Canadian poetry was getting around. The lag was being caught up and the modern century
started.
Only the exhaustion of
paper in Britain prevented the extension of Canadian writing into the world via the
Penguins. The editor had the idea to launch each year an anthology of contemporary
Canadian poetry and prose. The widecast reading done for the Pelican supported the
conviction that enough good exportable writing was being done in Canada to justify an
annual presentation to the reading world at home and abroad. Allen Lane agreed to the
idea, said go ahead. Two years after the publication of the Pelican anthology, in 1944, Canadian
Accent was launched. In it were essays by E.K. Brown on Pratt, Leon Edel on "The
Question of Canadian Identity"; an excerpt, the actual Halifax explosion, from the
first novel by Hugh MacLennan, Barometer Rising; short stories,
"One's a Heifer" by Sinclair Ross and "Mist-Green Oats" by Raymond
Knister; and, amongst other writings, that poem, "A Psalm of Abraham, Concerning that
which he beheld upon the Heavenly Scarp", by A.M. Klein. A publisher to handle the
book in Canada was not found. Payment to the contributors had been cleared. Payments on
the second Canadian Accent were made. The completed, introduced, indexed
manuscript is on the editor's shelves; Hitler put it there; disgruntlement with Canada
kept it there.
The making of Canadian
writing, indeed.
The days before the
learned historians of Canadian poetry began writing were exciting.
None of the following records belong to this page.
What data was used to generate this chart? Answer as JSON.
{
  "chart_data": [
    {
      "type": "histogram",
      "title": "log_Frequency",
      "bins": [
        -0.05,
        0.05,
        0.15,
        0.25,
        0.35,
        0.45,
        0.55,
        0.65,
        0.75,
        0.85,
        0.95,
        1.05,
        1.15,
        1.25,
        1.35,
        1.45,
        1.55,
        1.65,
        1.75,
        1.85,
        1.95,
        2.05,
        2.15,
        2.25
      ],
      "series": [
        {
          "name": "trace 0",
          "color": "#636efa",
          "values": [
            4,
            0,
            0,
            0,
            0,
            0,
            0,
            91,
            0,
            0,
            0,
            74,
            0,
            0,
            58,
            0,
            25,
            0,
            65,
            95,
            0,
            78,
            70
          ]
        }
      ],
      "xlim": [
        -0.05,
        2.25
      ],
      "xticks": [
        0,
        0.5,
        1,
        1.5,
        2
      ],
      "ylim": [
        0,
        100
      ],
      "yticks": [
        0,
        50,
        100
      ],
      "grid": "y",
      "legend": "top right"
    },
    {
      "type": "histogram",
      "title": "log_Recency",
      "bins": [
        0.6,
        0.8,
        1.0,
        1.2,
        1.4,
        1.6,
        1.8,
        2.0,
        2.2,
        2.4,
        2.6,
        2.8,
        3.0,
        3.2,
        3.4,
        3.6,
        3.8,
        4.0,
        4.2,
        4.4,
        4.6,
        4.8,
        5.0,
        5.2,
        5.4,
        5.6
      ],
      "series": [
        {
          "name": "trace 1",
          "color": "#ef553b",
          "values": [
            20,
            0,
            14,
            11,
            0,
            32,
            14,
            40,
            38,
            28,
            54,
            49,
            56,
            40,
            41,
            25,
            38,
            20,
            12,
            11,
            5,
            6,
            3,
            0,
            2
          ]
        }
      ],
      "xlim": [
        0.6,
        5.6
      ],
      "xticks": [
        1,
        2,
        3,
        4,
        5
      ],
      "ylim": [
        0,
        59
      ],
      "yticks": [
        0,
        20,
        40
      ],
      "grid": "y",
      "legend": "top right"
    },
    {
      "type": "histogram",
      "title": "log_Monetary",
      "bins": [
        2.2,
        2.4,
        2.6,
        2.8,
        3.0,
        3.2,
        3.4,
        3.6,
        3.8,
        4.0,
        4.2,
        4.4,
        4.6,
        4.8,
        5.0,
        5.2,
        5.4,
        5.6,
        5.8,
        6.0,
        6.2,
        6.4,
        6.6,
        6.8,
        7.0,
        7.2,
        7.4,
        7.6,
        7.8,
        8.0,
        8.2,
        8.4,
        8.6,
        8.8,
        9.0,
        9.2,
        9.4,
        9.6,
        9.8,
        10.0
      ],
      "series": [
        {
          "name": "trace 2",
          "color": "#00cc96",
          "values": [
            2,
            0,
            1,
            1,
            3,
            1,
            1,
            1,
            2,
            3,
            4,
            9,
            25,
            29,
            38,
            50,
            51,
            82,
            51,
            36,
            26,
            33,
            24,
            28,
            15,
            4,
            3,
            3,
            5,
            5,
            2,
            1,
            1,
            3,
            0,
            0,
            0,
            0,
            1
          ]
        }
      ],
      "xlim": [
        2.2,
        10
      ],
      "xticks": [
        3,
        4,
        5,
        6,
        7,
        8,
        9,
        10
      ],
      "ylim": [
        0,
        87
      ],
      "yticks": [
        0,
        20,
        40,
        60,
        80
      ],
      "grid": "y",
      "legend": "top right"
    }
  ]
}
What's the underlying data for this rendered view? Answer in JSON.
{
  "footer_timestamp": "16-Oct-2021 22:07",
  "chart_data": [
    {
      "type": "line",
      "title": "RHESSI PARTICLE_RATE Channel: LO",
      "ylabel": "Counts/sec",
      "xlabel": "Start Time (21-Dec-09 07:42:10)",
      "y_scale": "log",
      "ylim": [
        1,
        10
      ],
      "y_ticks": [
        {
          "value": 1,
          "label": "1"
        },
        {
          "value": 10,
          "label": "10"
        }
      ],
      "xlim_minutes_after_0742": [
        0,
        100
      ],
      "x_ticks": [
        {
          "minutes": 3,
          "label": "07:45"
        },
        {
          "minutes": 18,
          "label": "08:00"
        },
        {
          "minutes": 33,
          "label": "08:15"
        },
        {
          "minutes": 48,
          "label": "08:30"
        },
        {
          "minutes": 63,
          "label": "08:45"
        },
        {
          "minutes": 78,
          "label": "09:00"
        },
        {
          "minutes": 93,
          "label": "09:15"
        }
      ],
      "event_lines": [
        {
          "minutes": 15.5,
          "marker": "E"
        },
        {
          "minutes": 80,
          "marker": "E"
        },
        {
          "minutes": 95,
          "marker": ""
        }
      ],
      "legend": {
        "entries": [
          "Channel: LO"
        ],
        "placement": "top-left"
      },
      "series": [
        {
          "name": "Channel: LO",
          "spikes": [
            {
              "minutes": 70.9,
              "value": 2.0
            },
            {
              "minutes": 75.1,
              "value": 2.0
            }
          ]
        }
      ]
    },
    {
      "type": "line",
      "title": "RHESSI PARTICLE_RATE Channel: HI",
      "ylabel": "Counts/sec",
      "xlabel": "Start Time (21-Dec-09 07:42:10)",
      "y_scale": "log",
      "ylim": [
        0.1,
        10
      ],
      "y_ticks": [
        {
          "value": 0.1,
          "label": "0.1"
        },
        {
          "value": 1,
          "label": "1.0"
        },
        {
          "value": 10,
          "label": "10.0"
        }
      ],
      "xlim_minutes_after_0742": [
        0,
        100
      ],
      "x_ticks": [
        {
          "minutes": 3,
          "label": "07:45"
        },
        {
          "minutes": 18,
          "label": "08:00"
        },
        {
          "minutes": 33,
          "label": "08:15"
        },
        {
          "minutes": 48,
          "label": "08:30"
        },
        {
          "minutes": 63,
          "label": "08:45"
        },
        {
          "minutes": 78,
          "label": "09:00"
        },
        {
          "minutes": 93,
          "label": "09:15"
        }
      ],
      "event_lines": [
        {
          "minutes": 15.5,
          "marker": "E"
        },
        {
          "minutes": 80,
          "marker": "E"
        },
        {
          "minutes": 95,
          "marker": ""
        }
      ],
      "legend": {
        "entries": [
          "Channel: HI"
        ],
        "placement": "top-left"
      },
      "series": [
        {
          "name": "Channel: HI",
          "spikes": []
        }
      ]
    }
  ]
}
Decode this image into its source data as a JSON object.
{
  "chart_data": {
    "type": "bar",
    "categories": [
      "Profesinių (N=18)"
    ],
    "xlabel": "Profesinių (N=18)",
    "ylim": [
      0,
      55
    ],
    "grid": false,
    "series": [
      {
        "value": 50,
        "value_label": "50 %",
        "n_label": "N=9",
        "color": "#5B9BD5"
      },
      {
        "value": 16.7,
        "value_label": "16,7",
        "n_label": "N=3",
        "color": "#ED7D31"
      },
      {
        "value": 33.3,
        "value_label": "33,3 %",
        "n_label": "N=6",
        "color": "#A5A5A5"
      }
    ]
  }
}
B.K. Sandwell on June
6, 1942 gave the Pelican anthology an editorial on the front page of the Saturday
Night (it was then full-spread size):
The appearance this week of a cheap pocket-size
paper-bound volume of 123 pages a Pelican Book to be exact may seem to some
a strange thing to be ranked among the major events of the week and to receive comment in
a leading item in this column. Nevertheless we propose to maintain that the publication of
the Anthology of Canadian Poetry (English) edited by Ralph
Gustafson is by the strictest standard that kind of event, and that great consequences
will flow from it. . . This anthology because of its sustained high level of
accomplishment together with its extreme accessibility, will go a long way to check the
occasionally insufferable condescension of the British intellectual towards the Canadian;
and we particularly urge our friends in the Canadian forces overseas to keep a copy handy
as a weapon of self-defense.
On July 12, 1942, William Lyon Phelps, professor
emeritus of English literature at Yale University came up to the Rotary Club of Montreal
and waved the anthology in front of the club and its guests. "Did you know you had so
many poets? A new invasion of the United States by Canada is made!" Previously he had
written that "the surest road to oblivion is to be a Canadian poet."